I don’t know of a Grunt out there who wouldn’t prefer to have his own Armor in his Task Organization. While other arms might be attached directly or indirectly, or scheduled, it is much more assured when they are organic in direct support to your unit.
Drones aren’t Armor. As an arm, they may be valuable, but if somebody is shooting machine guns and sniper rifle fire and they know the terrain better than yourself, a tank is a nice weapon to have on hand.
I know they have a large maintenance tail, but they do help secure terrain and sure assist infantry to secure asymmetric warfare conflicts.
The 551 was an utter death trap, especially when it hit a mine. It had (essentially) caseless ammunition sitting out in the open in the fighting compartment and when hit the thing would just go up.

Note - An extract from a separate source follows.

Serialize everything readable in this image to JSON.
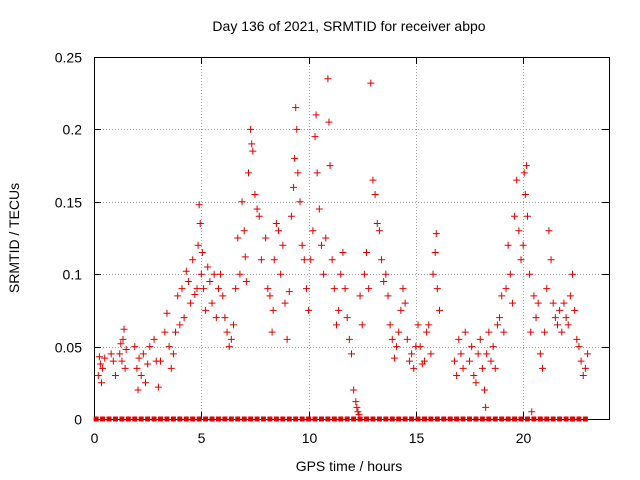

Saving myself typing by linking a prior post on a similar subject: http://www.freerepublic.com/focus/f-chat/3604214/posts?page=25#25
“...the rest of it was in a place with nothing but red mud.”
Alabama no doubt? That whole state was nothing but red mud that dried on your shoes turning them into red bricks.
If this article is true (from the Wall Street Journal), then the Commander is an idiot.
How did the 3rd ID in Iraq help end the war? My son’s company, the 299th Engineering Company MRB and the 54th Combat Engineers had an amphibious assault on Iraqi forces on the eastern banks of the Euphrates River at Hindaya (Objective Peach), seizing and clearing enemy positions there so that the rest of the Bridging company could put up the first ribbon pontoon bridge in US military history.
This enabled the 3rd ID lighter vehicles to cross, under sporadic enemy fire (my son was a boat driver at this site, which meant holding the pontoons in one position because of the downstream currents of the river). They brought the men and supplies over to support the tanks who had seized the concrete bridge upriver.
Army elements had seized the remaining concrete bridge over the river from the Republican Guard so that the heavier Abrams tanks could use it to cross and start the “Baghdad Run” from the West (while my son-in-law’s 4th Marine Division started their run from the East).
Islands in the Pacific have rivers and creeks etc. running all thru them (as our Marines and Army found out at great cost during WW2). The same happened in Vietnam (Dong Ha bridge and NVA riverine forces in Quangtri Province.
You need bridges to help get troops and equipment over them. Period.
This guy may literally be a Manchurian Commandant.
I play cornhole with a 102 year old Army vet of the Pacific on Guadalcanal and Iwo Jima. He told me the Marines did all the real fighting and the Army mopped up. He was a BAR man. He’s going strong, and will be 103 in September.
If they soften it up like that, maybe any reason they had for invading in the first place, would be moot. 😁
But they will have Canada, and maybe Mexico.